The demo used three products with rich, clean attributes, which is the easy case. The catalog's real difficulty lived in sparse and unusual products, none of which the demo touched. A demo naturally showcases favorable inputs, so it measures the prompt's best behavior rather than its reliability across the full range it will actually face.
What made the invented-features failure the priority?
Because it was both common on sparse inputs and genuinely harmful — a description claiming a feature the product lacks is a false statement on a live page. The team named it explicitly in their success criteria, which meant every evaluation tracked it directly and the iterations could target it rather than chasing cosmetic issues.
Why re-run all 50 products after every change instead of just the failures?

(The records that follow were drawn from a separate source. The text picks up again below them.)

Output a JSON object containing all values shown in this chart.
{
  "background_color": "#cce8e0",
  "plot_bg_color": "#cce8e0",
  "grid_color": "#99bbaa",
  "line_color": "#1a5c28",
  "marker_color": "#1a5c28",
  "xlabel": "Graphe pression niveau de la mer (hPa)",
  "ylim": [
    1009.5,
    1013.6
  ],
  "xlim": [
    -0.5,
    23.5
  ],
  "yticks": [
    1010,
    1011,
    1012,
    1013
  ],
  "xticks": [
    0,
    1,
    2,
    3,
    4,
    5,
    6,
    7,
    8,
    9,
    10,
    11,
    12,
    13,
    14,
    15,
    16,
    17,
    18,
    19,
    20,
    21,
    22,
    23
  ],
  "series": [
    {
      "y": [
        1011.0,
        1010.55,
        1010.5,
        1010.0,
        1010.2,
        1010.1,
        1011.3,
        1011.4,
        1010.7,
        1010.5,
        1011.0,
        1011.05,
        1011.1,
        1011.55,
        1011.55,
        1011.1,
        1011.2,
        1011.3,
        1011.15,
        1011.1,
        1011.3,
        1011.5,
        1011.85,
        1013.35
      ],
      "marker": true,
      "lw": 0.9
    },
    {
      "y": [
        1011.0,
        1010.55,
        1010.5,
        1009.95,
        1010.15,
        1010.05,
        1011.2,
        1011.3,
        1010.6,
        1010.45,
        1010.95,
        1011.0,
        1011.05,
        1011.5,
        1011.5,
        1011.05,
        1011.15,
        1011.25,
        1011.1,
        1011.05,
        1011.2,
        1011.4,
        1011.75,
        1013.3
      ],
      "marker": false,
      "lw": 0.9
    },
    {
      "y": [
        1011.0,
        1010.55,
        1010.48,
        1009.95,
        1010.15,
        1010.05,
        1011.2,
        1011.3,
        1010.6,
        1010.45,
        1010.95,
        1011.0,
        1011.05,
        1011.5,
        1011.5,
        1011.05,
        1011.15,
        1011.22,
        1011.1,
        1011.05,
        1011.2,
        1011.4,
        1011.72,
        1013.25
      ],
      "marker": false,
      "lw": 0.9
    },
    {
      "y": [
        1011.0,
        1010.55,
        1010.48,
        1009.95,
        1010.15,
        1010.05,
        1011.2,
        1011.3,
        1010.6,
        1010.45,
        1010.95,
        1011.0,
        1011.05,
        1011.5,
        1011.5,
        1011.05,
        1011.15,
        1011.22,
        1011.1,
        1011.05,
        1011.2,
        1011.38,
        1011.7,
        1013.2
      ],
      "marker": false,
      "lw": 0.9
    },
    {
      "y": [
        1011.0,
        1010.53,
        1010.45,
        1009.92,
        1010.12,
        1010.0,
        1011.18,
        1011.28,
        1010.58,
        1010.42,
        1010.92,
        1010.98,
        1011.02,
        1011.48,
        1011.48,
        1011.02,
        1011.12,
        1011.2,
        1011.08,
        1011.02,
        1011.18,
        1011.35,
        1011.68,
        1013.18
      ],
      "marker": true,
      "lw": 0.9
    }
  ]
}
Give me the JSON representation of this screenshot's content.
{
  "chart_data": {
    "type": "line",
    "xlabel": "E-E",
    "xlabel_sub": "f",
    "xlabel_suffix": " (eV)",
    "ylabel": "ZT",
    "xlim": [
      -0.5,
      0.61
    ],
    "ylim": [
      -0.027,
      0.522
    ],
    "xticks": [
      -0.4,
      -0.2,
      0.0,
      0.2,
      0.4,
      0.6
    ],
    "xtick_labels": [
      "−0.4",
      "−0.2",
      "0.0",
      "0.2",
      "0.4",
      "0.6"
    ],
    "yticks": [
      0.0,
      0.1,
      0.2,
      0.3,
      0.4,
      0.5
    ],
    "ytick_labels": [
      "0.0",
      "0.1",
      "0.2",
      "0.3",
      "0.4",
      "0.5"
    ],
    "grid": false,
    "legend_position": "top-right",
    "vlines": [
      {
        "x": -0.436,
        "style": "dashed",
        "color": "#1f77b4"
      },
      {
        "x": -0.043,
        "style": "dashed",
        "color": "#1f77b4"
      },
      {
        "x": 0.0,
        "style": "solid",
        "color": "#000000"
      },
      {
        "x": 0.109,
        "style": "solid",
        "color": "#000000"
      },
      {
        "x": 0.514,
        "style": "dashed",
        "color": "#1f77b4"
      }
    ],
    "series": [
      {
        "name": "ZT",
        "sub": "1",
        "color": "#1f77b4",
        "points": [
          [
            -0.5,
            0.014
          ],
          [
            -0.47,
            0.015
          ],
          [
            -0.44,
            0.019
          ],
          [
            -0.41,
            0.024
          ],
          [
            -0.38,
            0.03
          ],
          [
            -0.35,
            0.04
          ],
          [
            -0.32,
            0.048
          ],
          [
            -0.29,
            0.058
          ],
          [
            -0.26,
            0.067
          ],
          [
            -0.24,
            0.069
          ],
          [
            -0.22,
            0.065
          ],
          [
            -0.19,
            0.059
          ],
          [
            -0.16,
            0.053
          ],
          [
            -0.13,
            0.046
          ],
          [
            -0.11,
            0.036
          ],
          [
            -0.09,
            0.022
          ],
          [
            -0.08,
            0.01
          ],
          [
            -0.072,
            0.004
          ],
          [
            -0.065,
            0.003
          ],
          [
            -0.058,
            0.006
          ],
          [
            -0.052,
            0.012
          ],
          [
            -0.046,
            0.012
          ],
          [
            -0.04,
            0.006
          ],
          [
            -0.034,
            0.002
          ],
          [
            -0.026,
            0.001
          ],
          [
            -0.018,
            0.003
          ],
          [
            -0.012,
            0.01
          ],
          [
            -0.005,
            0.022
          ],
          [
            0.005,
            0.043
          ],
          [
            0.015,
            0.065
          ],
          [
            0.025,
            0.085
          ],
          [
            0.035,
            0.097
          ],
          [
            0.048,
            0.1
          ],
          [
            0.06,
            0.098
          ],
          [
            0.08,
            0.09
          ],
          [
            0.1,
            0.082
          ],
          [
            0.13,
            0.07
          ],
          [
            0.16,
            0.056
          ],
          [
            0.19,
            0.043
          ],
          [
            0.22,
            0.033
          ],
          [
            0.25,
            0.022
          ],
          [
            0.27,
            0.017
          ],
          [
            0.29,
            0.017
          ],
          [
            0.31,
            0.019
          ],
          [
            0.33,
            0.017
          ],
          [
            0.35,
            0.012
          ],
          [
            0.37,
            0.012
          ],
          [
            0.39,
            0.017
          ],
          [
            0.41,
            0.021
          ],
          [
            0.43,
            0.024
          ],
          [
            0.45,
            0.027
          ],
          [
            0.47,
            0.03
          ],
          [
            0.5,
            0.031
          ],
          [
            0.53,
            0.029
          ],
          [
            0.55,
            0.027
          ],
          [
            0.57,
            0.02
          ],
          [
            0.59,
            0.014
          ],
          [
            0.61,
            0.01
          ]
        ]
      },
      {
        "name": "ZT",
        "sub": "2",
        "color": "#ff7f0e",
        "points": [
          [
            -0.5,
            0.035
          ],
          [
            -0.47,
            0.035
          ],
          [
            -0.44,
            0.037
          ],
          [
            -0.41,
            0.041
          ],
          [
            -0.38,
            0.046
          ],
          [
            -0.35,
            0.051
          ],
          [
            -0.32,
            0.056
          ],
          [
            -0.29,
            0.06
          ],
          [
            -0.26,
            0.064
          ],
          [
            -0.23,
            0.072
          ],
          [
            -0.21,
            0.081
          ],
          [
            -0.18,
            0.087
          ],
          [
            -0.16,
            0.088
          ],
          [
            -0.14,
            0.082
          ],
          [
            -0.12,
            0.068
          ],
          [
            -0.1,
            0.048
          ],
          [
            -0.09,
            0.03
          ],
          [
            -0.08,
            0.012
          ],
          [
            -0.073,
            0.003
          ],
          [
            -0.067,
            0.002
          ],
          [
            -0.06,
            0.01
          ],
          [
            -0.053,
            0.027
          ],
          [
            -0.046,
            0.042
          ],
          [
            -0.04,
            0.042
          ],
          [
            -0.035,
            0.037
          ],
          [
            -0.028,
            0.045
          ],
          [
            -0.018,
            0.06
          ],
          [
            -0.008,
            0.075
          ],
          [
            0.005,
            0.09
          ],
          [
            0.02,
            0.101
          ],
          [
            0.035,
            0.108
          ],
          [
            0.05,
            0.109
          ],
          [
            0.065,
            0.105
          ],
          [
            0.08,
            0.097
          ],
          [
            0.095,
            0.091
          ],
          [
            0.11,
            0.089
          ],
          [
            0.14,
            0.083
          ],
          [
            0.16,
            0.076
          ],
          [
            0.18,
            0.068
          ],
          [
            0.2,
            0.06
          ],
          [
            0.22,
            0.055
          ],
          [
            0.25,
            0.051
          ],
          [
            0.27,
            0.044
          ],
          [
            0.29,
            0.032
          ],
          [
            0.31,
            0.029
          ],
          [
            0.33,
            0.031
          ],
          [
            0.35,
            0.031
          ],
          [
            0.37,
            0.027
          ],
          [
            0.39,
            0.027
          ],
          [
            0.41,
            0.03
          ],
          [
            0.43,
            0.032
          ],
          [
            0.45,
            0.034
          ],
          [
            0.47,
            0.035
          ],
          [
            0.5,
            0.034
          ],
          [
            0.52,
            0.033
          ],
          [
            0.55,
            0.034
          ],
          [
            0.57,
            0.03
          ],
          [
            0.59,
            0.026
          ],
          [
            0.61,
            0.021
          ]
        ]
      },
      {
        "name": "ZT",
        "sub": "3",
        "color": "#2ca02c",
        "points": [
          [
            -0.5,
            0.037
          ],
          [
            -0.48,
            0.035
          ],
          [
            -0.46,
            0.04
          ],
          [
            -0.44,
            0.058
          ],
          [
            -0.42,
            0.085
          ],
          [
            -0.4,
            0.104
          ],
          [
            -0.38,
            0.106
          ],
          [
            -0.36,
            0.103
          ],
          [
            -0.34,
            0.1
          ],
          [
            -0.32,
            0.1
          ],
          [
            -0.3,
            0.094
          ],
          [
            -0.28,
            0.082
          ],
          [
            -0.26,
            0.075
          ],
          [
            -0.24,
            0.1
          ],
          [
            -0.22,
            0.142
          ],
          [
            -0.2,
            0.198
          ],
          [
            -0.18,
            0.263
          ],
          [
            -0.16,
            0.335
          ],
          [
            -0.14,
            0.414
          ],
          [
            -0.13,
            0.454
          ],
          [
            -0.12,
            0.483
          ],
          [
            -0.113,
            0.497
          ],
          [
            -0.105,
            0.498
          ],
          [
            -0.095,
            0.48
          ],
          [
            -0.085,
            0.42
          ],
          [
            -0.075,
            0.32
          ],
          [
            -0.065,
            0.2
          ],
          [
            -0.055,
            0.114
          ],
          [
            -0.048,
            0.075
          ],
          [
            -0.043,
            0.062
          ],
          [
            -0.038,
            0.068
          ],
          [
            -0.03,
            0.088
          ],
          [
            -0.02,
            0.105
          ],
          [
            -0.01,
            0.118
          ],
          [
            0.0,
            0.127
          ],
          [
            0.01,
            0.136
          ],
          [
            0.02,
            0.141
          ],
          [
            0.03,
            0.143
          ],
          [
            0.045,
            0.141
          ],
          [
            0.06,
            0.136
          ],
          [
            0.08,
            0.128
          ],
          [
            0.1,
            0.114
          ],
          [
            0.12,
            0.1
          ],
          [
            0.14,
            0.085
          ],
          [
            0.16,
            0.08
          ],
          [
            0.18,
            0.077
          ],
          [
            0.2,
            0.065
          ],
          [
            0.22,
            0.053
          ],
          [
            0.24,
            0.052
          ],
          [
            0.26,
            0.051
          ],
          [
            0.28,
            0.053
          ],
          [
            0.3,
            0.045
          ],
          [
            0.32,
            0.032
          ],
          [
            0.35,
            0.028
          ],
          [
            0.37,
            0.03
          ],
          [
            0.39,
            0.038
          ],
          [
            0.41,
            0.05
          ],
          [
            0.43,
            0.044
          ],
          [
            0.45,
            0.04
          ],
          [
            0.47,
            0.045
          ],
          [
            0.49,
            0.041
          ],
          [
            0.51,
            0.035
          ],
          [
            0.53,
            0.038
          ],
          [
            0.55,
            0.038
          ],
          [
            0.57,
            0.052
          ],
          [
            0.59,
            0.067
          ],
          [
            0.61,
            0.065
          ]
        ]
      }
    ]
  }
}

Because fixes cause regressions. In this case one early change broke two previously passing products, which only surfaced because the team re-ran everything. Comparing the full pass rate before and after each change is the sole reliable way to confirm net improvement rather than a sideways trade.
Was a perfect pass rate the goal?
No. The team set an acceptable floor for a customer-facing task and aimed to drive the dangerous failures to near zero, rather than chasing 100 percent on every cosmetic criterion. Defining that floor before evaluating kept the decision grounded in the cost of mistakes instead of in a desire for a perfect number.
Key Takeaways
- A demo showcases favorable inputs and measures charm, not reliability across the real distribution.
- A representative test set sampled to mirror production exposes the failures that matter.
- Name the most dangerous failure mode in your success criteria so every evaluation tracks it.
- Make targeted changes one at a time and re-run the whole set to catch regressions.
- Set an acceptable quality floor before evaluating, then document the test set, pass rate, and decision.